В семь тридцать утра им позволили войти в палату Вануну. Она ничем не отличалась от любой больничной палаты, виденной когда-либо подполковником. Пол покрыт темной виниловой плиткой, кремовые стены и достаточно широкая, чтобы провезти каталку, дверь.

На стене блестела зловещая синяя кнопка с табличкой «Тревога». В палате стояли две кровати. Ближняя к двери пустовала. Раффи лежал на койке возле окна, из которого открывался вид на город с высоты пятого этажа и синее южное небо. Пахло мастикой для пола и спиртом. За широким окном, выходившим в коридор больницы, сновали люди с букетами цветов и бумажными пакетами в руках.

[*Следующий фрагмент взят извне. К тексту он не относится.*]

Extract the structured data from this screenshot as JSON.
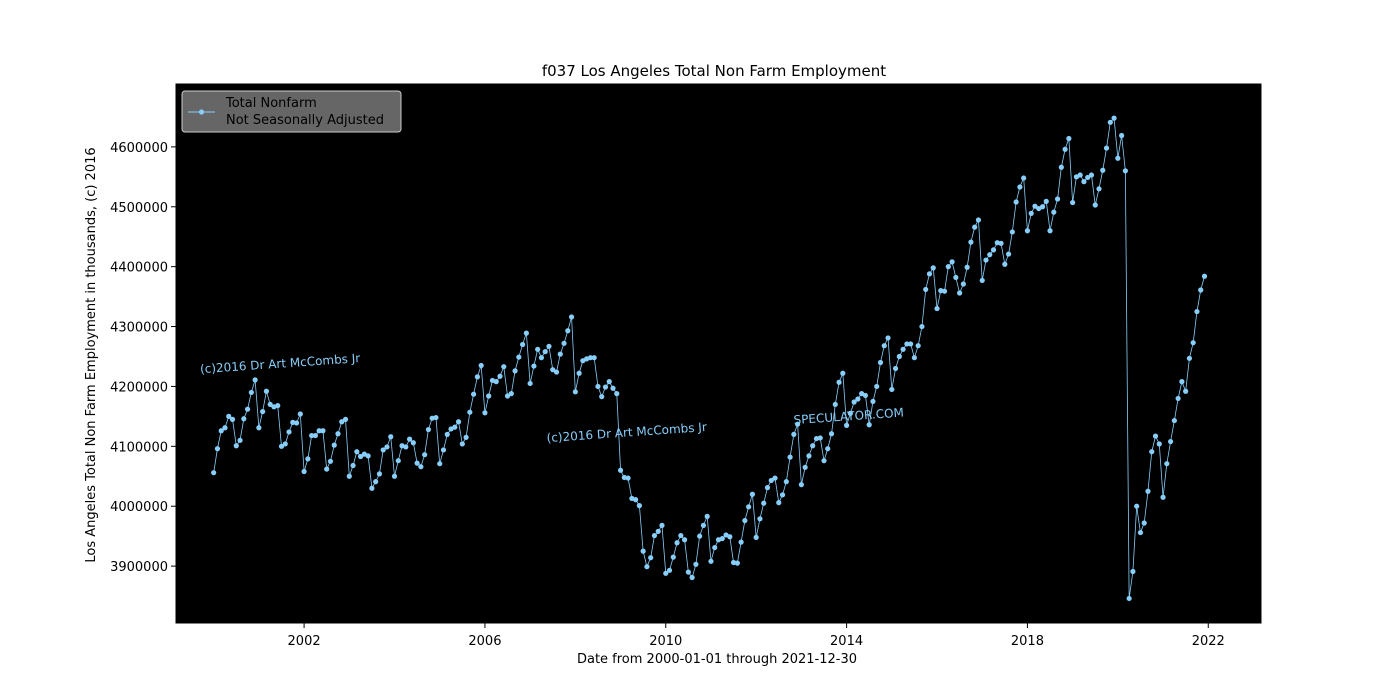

Профессор походил на мертвеца, восставшего из ада. Огромные черно-лиловые круги вокруг глаз, опухшие и едва-едва открывающиеся веки. Лиловые, раздутые губы вызывали воспоминание о жителях африканского континента. Голова археолога была перевязана, белая полоска пластыря тянулась поперек переносицы. Левую его руку доктора заключили в гипс. Отовсюду торчали какие-то проводки и трубки.

Гудели сложные приборы, мелькали цифры на экранах. Несколько капельниц гнали лекарства в кровь профессора. Тощий медбрат Жозеф с грубым шрамом на подбородке со славянским акцентом заявил, что у них не больше получаса на посещение больного, подозрительно зыркнул исподлобья и вышел.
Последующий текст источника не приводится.